''It is imperative we give them capabilities to succeed as leaders," said the Rev. Dave Nuss, director of vocations for the Toledo Diocese. ''It's more than accounting and payroll."
While bookkeeping skills are important, broader management skills are just as critical, said Nuss, who routinely has priests meet with local corporate executives to glean business savvy.
Mount St. Mary's Seminary in Cincinnati has been providing an elective class on parish finances since the mid-1980s, one of the first seminaries to begin doing so.
''Some of these guys are going to be the CEO of multimillion-dollar operations," said Dennis Eagan, who teaches the class, adding that many of his former students later call to thank him.
The Archdiocese of Chicago provides workshops on management and personnel issues for newly ordained priests. It also matches new pastors with mentors, a common program in large dioceses, said the Rev. Louis Cameli, the archdiocese's director of ongoing formation.
A course in pastoral administration at St. Mary's Seminary and University, a Baltimore school that trains priests for 20 East Coast dioceses, covers everything from balancing a budget to fund-raising to building maintenance.
The seminary places great importance on getting priests ready to lead parishes because some become pastors within a year of ordination, said Betty Visconage, vice president for institutional advancement.
''The faculty sees this as their primary mission," she said.
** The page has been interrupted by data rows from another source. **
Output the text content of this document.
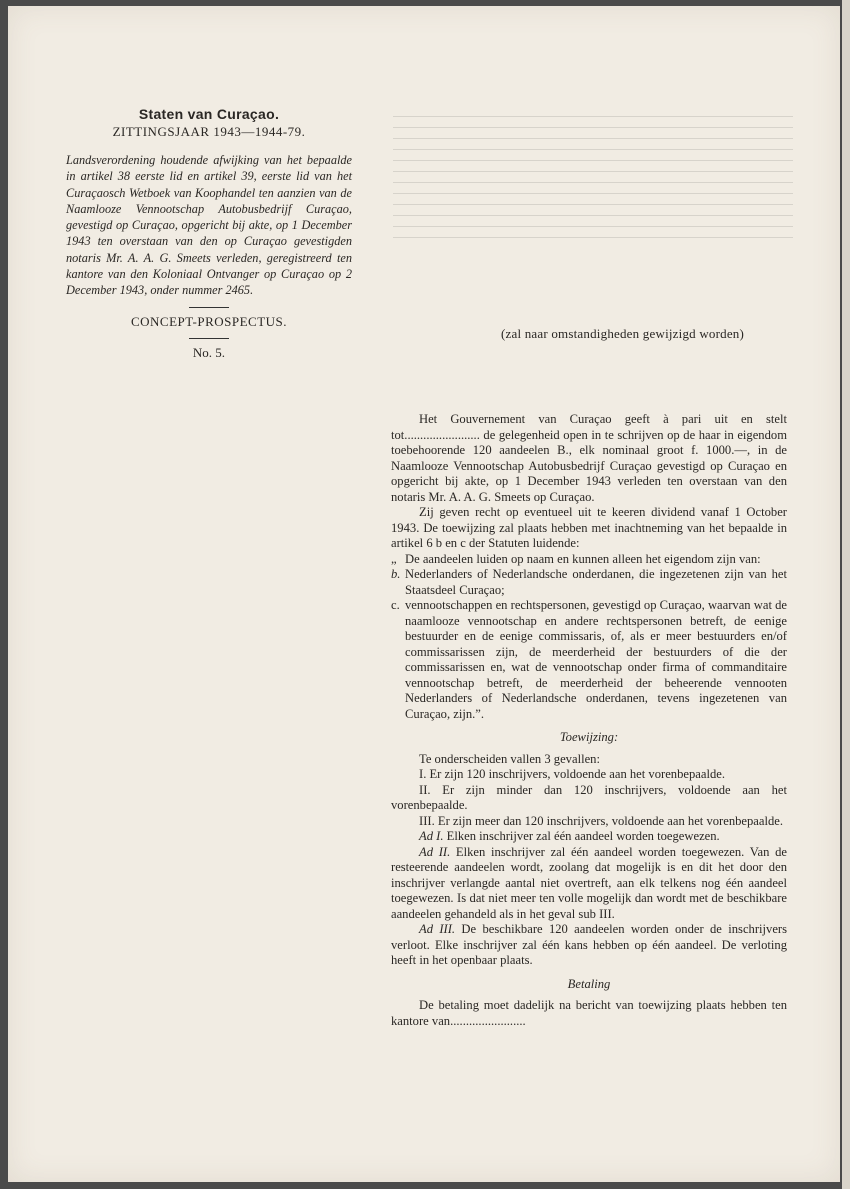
Staten van Curaçao.

ZITTINGSJAAR 1943—1944-79.

Landsverordening houdende afwijking van het bepaalde in artikel 38 eerste lid en artikel 39, eerste lid van het Curaçaosch Wetboek van Koophandel ten aanzien van de Naamlooze Vennootschap Autobusbedrijf Curaçao, gevestigd op Curaçao, opgericht bij akte, op 1 December 1943 ten overstaan van den op Curaçao gevestigden notaris Mr. A. A. G. Smeets verleden, geregistreerd ten kantore van den Koloniaal Ontvanger op Curaçao op 2 December 1943, onder nummer 2465.

CONCEPT-PROSPECTUS.

No. 5.

(zal naar omstandigheden gewijzigd worden)

Het Gouvernement van Curaçao geeft à pari uit en stelt tot........................ de gelegenheid open in te schrijven op de haar in eigendom toebehoorende 120 aandeelen B., elk nominaal groot f. 1000.—, in de Naamlooze Vennootschap Autobusbedrijf Curaçao gevestigd op Curaçao en opgericht bij akte, op 1 December 1943 verleden ten overstaan van den notaris Mr. A. A. G. Smeets op Curaçao.

Zij geven recht op eventueel uit te keeren dividend vanaf 1 October 1943. De toewijzing zal plaats hebben met inachtneming van het bepaalde in artikel 6 b en c der Statuten luidende:

„ De aandeelen luiden op naam en kunnen alleen het eigendom zijn van:
b. Nederlanders of Nederlandsche onderdanen, die ingezetenen zijn van het Staatsdeel Curaçao;
c. vennootschappen en rechtspersonen, gevestigd op Curaçao, waarvan wat de naamlooze vennootschap en andere rechtspersonen betreft, de eenige bestuurder en de eenige commissaris, of, als er meer bestuurders en/of commissarissen zijn, de meerderheid der bestuurders of die der commissarissen en, wat de vennootschap onder firma of commanditaire vennootschap betreft, de meerderheid der beheerende vennooten Nederlanders of Nederlandsche onderdanen, tevens ingezetenen van Curaçao, zijn.”.

Toewijzing:

Te onderscheiden vallen 3 gevallen:

I. Er zijn 120 inschrijvers, voldoende aan het vorenbepaalde.

II. Er zijn minder dan 120 inschrijvers, voldoende aan het vorenbepaalde.

III. Er zijn meer dan 120 inschrijvers, voldoende aan het vorenbepaalde.

Ad I. Elken inschrijver zal één aandeel worden toegewezen.

Ad II. Elken inschrijver zal één aandeel worden toegewezen. Van de resteerende aandeelen wordt, zoolang dat mogelijk is en dit het door den inschrijver verlangde aantal niet overtreft, aan elk telkens nog één aandeel toegewezen. Is dat niet meer ten volle mogelijk dan wordt met de beschikbare aandeelen gehandeld als in het geval sub III.

Ad III. De beschikbare 120 aandeelen worden onder de inschrijvers verloot. Elke inschrijver zal één kans hebben op één aandeel. De verloting heeft in het openbaar plaats.

Betaling

De betaling moet dadelijk na bericht van toewijzing plaats hebben ten kantore van........................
Sister Christine Schenk, executive director of FutureChurch, a Cleveland-based group of liberal Catholics, would like to see every seminary require courses in human resources, management, and community organizing.
''Most priests want to be a priest because they want to be ministering to people, not because they want to be a manager," Schenk said. ''Most do management badly."
But the Rev. Edward J. Burns, executive director of the secretariat for vocations and priestly formation at the US Conference of Catholic Bishops, said each diocese has its own administrative style and therefore should be left to decide how to instruct priests.